Szene aus der Serie «Squid Game»

Quels sont les ingrédients d’un bon film d’horreur? Nadine Adler Spiegel, du Pour-cent culturel Migros, nous révèle ce qui rend les monstres si effrayants et pourquoi la série «Squid Game» suscite un tel engouement en ce moment.

L’avenir de la Suisse s’annonce funèbre: un riche fabriquant de fromage y a pris le pouvoir. Seule une jeune femme des montagnes résiste encore au tyran. De violents combats font rage, du sang gicle abondamment et les têtes tombent les unes après les autres.

Le réalisateur Johannes Hartmann tourne actuellement cette histoire fantasque, intitulée Mad Heidi, dans la région de Berne. Cette œuvre sera un féroce mélange de burlesque, de folklore et de déchaînements de violence. Il s’agit d’un rare exemple de film d’horreur «made in Switzerland». 

Normalement, les cinéastes de ce pays racontent 
de tout autres histoires. Par exemple, ils mettent en scène des comédies familiales ou tournent des films d’art et essai plutôt sérieux.
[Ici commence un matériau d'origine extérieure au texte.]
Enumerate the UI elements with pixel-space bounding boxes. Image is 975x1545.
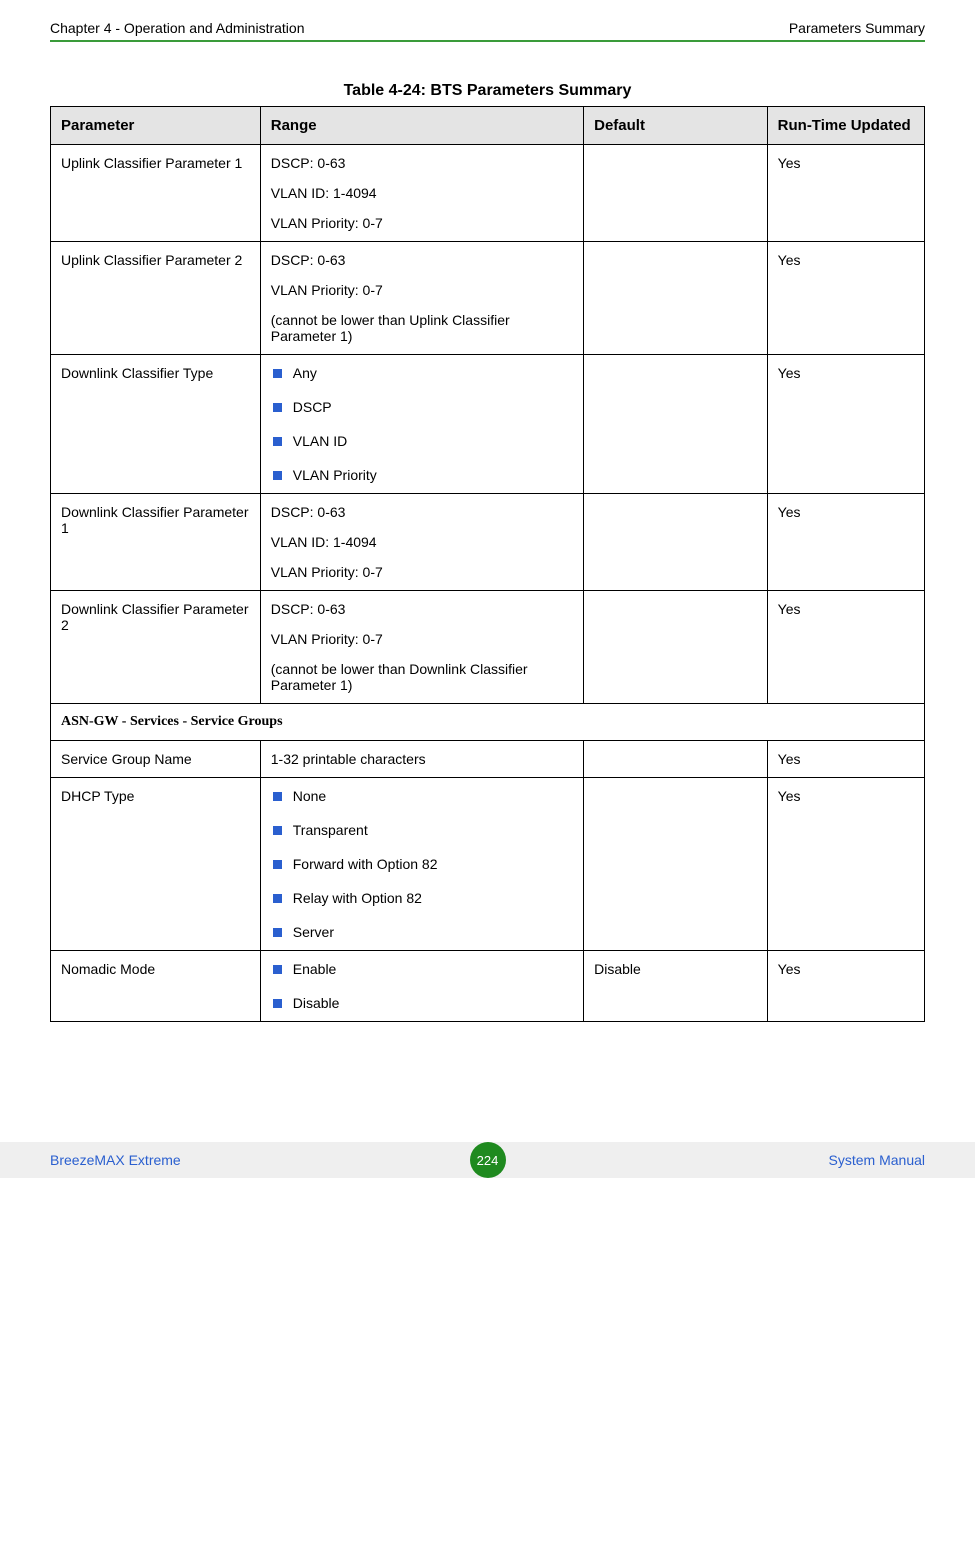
range-option: Enable xyxy=(271,961,573,977)
col-parameter: Parameter xyxy=(51,107,261,145)
cell-parameter: DHCP Type xyxy=(51,778,261,951)
cell-parameter: Service Group Name xyxy=(51,741,261,778)
cell-runtime: Yes xyxy=(767,951,924,1022)
footer-left: BreezeMAX Extreme xyxy=(50,1152,181,1168)
range-line: DSCP: 0-63 xyxy=(271,601,573,617)
cell-default xyxy=(584,591,768,704)
cell-range: Enable Disable xyxy=(260,951,583,1022)
cell-range: DSCP: 0-63 VLAN ID: 1-4094 VLAN Priority… xyxy=(260,494,583,591)
page-content: Chapter 4 - Operation and Administration… xyxy=(0,0,975,1022)
cell-range: None Transparent Forward with Option 82 … xyxy=(260,778,583,951)
cell-runtime: Yes xyxy=(767,778,924,951)
table-row: Downlink Classifier Parameter 1 DSCP: 0-… xyxy=(51,494,925,591)
range-line: (cannot be lower than Downlink Classifie… xyxy=(271,661,573,693)
cell-default xyxy=(584,242,768,355)
range-line: DSCP: 0-63 xyxy=(271,252,573,268)
range-line: VLAN Priority: 0-7 xyxy=(271,631,573,647)
cell-range: DSCP: 0-63 VLAN Priority: 0-7 (cannot be… xyxy=(260,242,583,355)
cell-range: DSCP: 0-63 VLAN ID: 1-4094 VLAN Priority… xyxy=(260,145,583,242)
cell-parameter: Downlink Classifier Parameter 2 xyxy=(51,591,261,704)
table-header-row: Parameter Range Default Run-Time Updated xyxy=(51,107,925,145)
range-option: Any xyxy=(271,365,573,381)
cell-runtime: Yes xyxy=(767,741,924,778)
table-row: Service Group Name 1-32 printable charac… xyxy=(51,741,925,778)
cell-parameter: Downlink Classifier Parameter 1 xyxy=(51,494,261,591)
table-row: DHCP Type None Transparent Forward with … xyxy=(51,778,925,951)
range-line: VLAN Priority: 0-7 xyxy=(271,564,573,580)
range-line: VLAN Priority: 0-7 xyxy=(271,215,573,231)
col-runtime: Run-Time Updated xyxy=(767,107,924,145)
cell-range: Any DSCP VLAN ID VLAN Priority xyxy=(260,355,583,494)
range-line: DSCP: 0-63 xyxy=(271,504,573,520)
range-option: Forward with Option 82 xyxy=(271,856,573,872)
table-row: Nomadic Mode Enable Disable Disable Yes xyxy=(51,951,925,1022)
page-footer: BreezeMAX Extreme 224 System Manual xyxy=(0,1142,975,1178)
range-option: Server xyxy=(271,924,573,940)
range-line: DSCP: 0-63 xyxy=(271,155,573,171)
cell-default xyxy=(584,494,768,591)
table-row: Uplink Classifier Parameter 2 DSCP: 0-63… xyxy=(51,242,925,355)
cell-parameter: Nomadic Mode xyxy=(51,951,261,1022)
parameters-table: Parameter Range Default Run-Time Updated… xyxy=(50,106,925,1022)
cell-parameter: Uplink Classifier Parameter 2 xyxy=(51,242,261,355)
range-line: VLAN Priority: 0-7 xyxy=(271,282,573,298)
cell-parameter: Uplink Classifier Parameter 1 xyxy=(51,145,261,242)
header-divider xyxy=(50,40,925,42)
range-option: None xyxy=(271,788,573,804)
cell-default xyxy=(584,145,768,242)
header-right: Parameters Summary xyxy=(789,20,925,36)
cell-runtime: Yes xyxy=(767,242,924,355)
range-line: VLAN ID: 1-4094 xyxy=(271,185,573,201)
range-line: VLAN ID: 1-4094 xyxy=(271,534,573,550)
range-line: (cannot be lower than Uplink Classifier … xyxy=(271,312,573,344)
range-option: Disable xyxy=(271,995,573,1011)
col-range: Range xyxy=(260,107,583,145)
cell-default xyxy=(584,778,768,951)
range-option: VLAN ID xyxy=(271,433,573,449)
running-header: Chapter 4 - Operation and Administration… xyxy=(50,20,925,40)
range-option: Relay with Option 82 xyxy=(271,890,573,906)
header-left: Chapter 4 - Operation and Administration xyxy=(50,20,304,36)
col-default: Default xyxy=(584,107,768,145)
cell-default xyxy=(584,355,768,494)
page-number-badge: 224 xyxy=(470,1142,506,1178)
range-option: DSCP xyxy=(271,399,573,415)
cell-default: Disable xyxy=(584,951,768,1022)
table-row: Downlink Classifier Type Any DSCP VLAN I… xyxy=(51,355,925,494)
cell-range: 1-32 printable characters xyxy=(260,741,583,778)
cell-runtime: Yes xyxy=(767,591,924,704)
cell-runtime: Yes xyxy=(767,494,924,591)
cell-range: DSCP: 0-63 VLAN Priority: 0-7 (cannot be… xyxy=(260,591,583,704)
cell-parameter: Downlink Classifier Type xyxy=(51,355,261,494)
cell-runtime: Yes xyxy=(767,355,924,494)
cell-runtime: Yes xyxy=(767,145,924,242)
footer-right: System Manual xyxy=(829,1152,925,1168)
table-row: Uplink Classifier Parameter 1 DSCP: 0-63… xyxy=(51,145,925,242)
table-row: Downlink Classifier Parameter 2 DSCP: 0-… xyxy=(51,591,925,704)
section-row: ASN-GW - Services - Service Groups xyxy=(51,704,925,741)
table-caption: Table 4-24: BTS Parameters Summary xyxy=(50,82,925,100)
section-heading: ASN-GW - Services - Service Groups xyxy=(51,704,925,741)
cell-default xyxy=(584,741,768,778)
range-option: Transparent xyxy=(271,822,573,838)
range-option: VLAN Priority xyxy=(271,467,573,483)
Les lieux susceptibles d’inspirer l’horreur ne manquent pourtant pas en Suisse: des vallées isolées, de lugubres châteaux en ruine, des bunkers abandonnés... Sans parler des crevasses de nos glaciers, d’où peuvent surgir soudainement des mains prises dans la glace.

De plus, les films d’horreur peuvent être tournés sans grosse tête d’affiche ni budget conséquent. «On ne sait donc pas trop pourquoi si peu de gens s’essaient à ce genre cinématographique en Suisse», indique la spécialiste du cinéma Nadine Adler Spiegel du Pour-cent culturel Migros. «Peut-être que cela vient du passé des écoles de cinéma. Jusque dans les années 80, les films d’horreur n’y étaient pas très appréciés dans le pays, car de telles œuvres étaient considérées comme apolitiques et peu ambitieuses. Cela a probablement contribué au fait qu’aucune tradition de genre n’a pu être établie en Suisse.»
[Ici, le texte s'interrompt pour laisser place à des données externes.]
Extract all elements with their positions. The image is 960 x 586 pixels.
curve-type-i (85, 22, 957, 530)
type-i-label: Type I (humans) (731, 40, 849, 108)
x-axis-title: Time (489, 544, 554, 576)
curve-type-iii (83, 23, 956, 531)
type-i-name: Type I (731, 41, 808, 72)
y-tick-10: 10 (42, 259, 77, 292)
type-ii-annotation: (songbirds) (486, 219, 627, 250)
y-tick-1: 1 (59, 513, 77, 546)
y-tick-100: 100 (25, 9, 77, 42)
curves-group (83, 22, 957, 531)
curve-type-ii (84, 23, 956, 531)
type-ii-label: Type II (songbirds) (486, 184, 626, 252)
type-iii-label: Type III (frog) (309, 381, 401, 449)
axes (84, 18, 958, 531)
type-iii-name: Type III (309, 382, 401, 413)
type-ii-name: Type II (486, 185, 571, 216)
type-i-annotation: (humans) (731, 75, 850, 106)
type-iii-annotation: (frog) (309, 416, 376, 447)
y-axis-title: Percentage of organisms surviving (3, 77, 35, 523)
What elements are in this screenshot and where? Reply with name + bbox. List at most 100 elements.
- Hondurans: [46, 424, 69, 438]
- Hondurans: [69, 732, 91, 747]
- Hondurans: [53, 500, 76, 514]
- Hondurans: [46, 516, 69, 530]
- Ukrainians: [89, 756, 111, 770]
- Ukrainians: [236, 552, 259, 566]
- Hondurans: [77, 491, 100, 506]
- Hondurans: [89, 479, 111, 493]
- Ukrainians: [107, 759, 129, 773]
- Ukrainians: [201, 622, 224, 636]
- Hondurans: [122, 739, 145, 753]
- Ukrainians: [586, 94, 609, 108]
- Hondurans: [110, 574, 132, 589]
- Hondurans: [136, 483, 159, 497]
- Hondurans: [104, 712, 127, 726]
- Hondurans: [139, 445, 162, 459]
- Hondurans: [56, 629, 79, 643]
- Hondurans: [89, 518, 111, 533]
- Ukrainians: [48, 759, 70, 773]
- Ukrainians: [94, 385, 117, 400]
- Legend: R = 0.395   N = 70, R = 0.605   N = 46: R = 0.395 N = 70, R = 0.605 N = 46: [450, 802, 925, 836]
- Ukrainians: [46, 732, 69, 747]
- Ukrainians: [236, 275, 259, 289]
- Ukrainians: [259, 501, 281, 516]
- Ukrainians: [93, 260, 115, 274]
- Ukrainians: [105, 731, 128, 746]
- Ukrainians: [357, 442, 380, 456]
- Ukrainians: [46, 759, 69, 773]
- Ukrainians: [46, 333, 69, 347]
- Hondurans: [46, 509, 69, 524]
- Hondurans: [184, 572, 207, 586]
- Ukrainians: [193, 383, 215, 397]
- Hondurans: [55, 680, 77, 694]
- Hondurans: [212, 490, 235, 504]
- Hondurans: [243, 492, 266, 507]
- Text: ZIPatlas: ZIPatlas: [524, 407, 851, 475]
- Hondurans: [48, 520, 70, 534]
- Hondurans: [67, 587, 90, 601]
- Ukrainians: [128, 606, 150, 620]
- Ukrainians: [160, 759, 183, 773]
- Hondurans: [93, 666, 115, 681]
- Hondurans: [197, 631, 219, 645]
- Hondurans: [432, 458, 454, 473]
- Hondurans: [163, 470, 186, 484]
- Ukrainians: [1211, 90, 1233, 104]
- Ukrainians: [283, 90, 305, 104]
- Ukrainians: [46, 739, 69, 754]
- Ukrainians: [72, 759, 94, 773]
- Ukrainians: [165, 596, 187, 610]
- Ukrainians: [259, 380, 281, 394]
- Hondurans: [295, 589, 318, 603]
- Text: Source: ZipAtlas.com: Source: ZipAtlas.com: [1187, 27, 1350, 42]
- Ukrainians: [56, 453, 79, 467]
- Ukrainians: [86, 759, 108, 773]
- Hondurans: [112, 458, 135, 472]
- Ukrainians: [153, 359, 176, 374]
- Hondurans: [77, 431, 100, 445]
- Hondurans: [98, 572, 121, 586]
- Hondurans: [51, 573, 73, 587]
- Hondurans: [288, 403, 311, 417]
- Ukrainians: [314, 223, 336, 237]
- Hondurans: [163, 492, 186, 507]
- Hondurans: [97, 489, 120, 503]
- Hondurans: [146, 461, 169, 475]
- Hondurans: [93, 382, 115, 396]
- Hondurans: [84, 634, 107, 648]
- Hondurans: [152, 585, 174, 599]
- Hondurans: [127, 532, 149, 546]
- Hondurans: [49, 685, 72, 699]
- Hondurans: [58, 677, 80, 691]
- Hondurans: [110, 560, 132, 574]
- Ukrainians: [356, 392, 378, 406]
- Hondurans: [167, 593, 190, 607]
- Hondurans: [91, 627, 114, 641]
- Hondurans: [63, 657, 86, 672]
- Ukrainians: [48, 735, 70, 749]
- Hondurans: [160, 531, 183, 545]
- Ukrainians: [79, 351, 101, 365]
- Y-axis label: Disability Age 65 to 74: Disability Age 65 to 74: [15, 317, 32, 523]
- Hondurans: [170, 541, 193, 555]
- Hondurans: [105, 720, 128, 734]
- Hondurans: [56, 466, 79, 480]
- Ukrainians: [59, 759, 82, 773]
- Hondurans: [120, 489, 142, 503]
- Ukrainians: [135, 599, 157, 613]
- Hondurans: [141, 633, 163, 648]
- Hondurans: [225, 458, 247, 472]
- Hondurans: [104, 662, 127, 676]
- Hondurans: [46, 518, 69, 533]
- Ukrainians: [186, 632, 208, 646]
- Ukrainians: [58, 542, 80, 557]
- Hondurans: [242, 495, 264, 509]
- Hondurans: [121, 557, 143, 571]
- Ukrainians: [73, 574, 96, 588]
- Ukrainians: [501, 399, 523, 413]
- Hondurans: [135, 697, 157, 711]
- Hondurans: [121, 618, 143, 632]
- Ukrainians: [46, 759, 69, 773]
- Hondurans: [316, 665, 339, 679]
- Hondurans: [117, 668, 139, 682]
Nadine Adler Spiegel dirige le Story Lab du Pour-cent culturel, qui aide les réalisateurs à développer des projets. «Les choses changent. Nous recevons maintenant de nombreuses idées qui vont aussi dans le sens du cinéma de genre», affirme-t-elle. «Les jeunes réalisateurs s’intéressent par exemple beaucoup aux films de science-fiction, et c’est une tendance qui s’est encore intensifiée depuis le début de la pandémie. Il se pourrait bien que le film d’épouvante tire également profit de cette tendance à l’avenir.»
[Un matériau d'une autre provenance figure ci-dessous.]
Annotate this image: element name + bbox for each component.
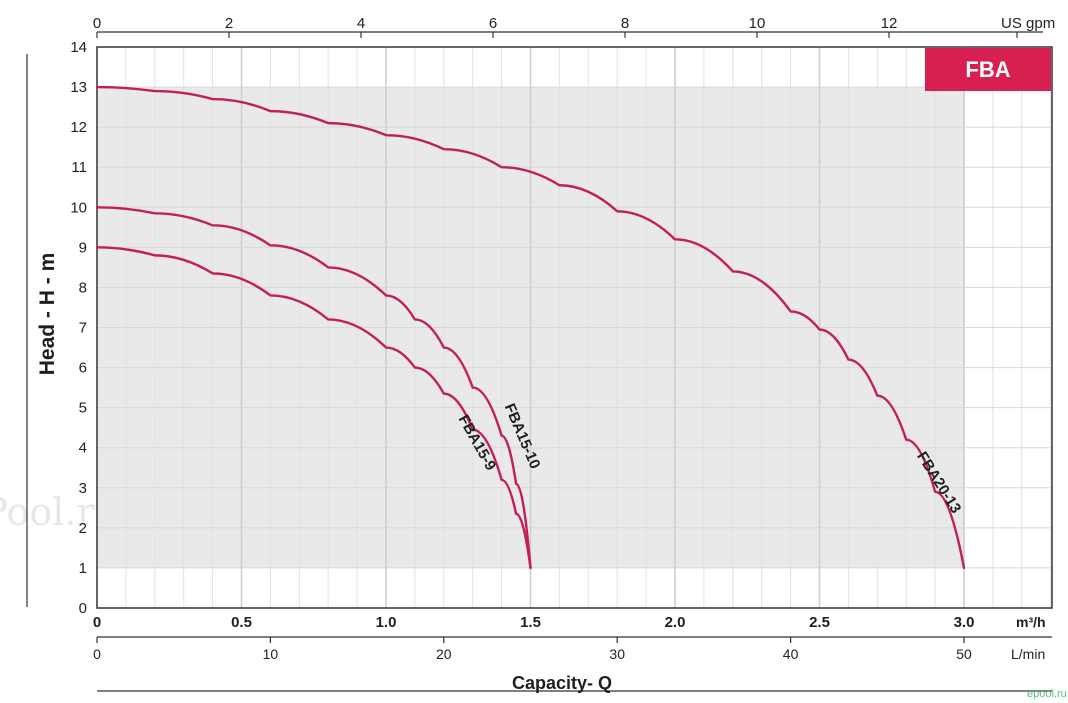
y-axis-tick-label: 14 [70, 39, 87, 56]
top-axis-tick-label: 10 [749, 15, 766, 32]
series-line-fba15-10 [95, 206, 532, 570]
y-axis-tick-label: 8 [79, 279, 87, 296]
x-axis-tick-label-m3h: 0 [93, 614, 101, 631]
x-axis-tick-label-m3h: 3.0 [954, 614, 975, 631]
y-axis-tick-label: 5 [79, 400, 87, 417]
y-axis-tick-label: 2 [79, 520, 87, 537]
x-axis-tick-label-m3h: 0.5 [231, 614, 252, 631]
y-axis-tick-label: 0 [79, 600, 87, 617]
y-axis-tick-label: 7 [79, 320, 87, 337]
x-axis-tick-label-m3h: 2.5 [809, 614, 830, 631]
plot-border [96, 46, 1053, 609]
x-axis-label: Capacity- Q [512, 673, 612, 693]
y-axis-tick-label: 13 [70, 79, 87, 96]
x-axis-unit-m3h: m³/h [1016, 614, 1046, 630]
top-axis-tick-label: 6 [489, 15, 497, 32]
chart-title: FBA [965, 57, 1010, 82]
l-min-axis-tick-label: 0 [93, 646, 101, 662]
y-axis-tick-label: 9 [79, 239, 87, 256]
l-min-axis-tick-label: 40 [783, 646, 799, 662]
series-line-fba15-9 [95, 246, 532, 570]
y-axis-tick-label: 6 [79, 360, 87, 377]
y-axis-tick-label: 12 [70, 119, 87, 136]
top-axis-unit: US gpm [1001, 15, 1055, 32]
chart-title-badge [925, 48, 1051, 91]
top-axis-tick-label: 0 [93, 15, 101, 32]
y-axis-tick-label: 10 [70, 199, 87, 216]
l-min-axis-tick-label: 10 [263, 646, 279, 662]
top-axis-tick-label: 2 [225, 15, 233, 32]
y-axis-tick-label: 4 [79, 440, 87, 457]
l-min-axis-tick-label: 30 [609, 646, 625, 662]
l-min-axis-tick-label: 20 [436, 646, 452, 662]
l-min-axis-unit: L/min [1011, 646, 1045, 662]
footer-watermark: epool.ru [1027, 688, 1067, 700]
y-axis-label: Head - H - m [36, 253, 59, 376]
top-axis-tick-label: 8 [621, 15, 629, 32]
top-axis-tick-label: 12 [881, 15, 898, 32]
x-axis-tick-label-m3h: 1.5 [520, 614, 541, 631]
x-axis-tick-label-m3h: 2.0 [665, 614, 686, 631]
y-axis-tick-label: 1 [79, 560, 87, 577]
series-line-fba20-13 [95, 85, 966, 570]
y-axis-tick-label: 11 [71, 159, 87, 176]
top-axis-tick-label: 4 [357, 15, 365, 32]
l-min-axis-tick-label: 50 [956, 646, 972, 662]
y-axis-tick-label: 3 [79, 480, 87, 497]
x-axis-tick-label-m3h: 1.0 [376, 614, 397, 631]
La recette d’un bon film d’horreur

Un film d’horreur reprend souvent des thèmes déjà abordés dans de précédents films. «Les fans apprécient ces éléments connus», explique Nadine Adler Spiegel. «Ils se sentent en terrain familier et entrent ainsi immédiatement dans le film. Ils en profitent encore plus.» Les cinq ingrédients suivants ont fait leurs preuves depuis longtemps.

1. Un monstre indestructible:

Le film tire sur sa fin, l’horrible monstre gît apparemment sans vie sur le sol, quand il se réveille soudain. Le choc provoqué fonctionne toujours aussi bien et ouvre en même temps sur une suite éventuelle. Le meilleur exemple est celui du tueur en série masqué Michael Myers, que l’on peut voir actuellement sur grand écran dans le nouveau film Halloween Kills. Ce tueur a déjà sévi dans une douzaine de films.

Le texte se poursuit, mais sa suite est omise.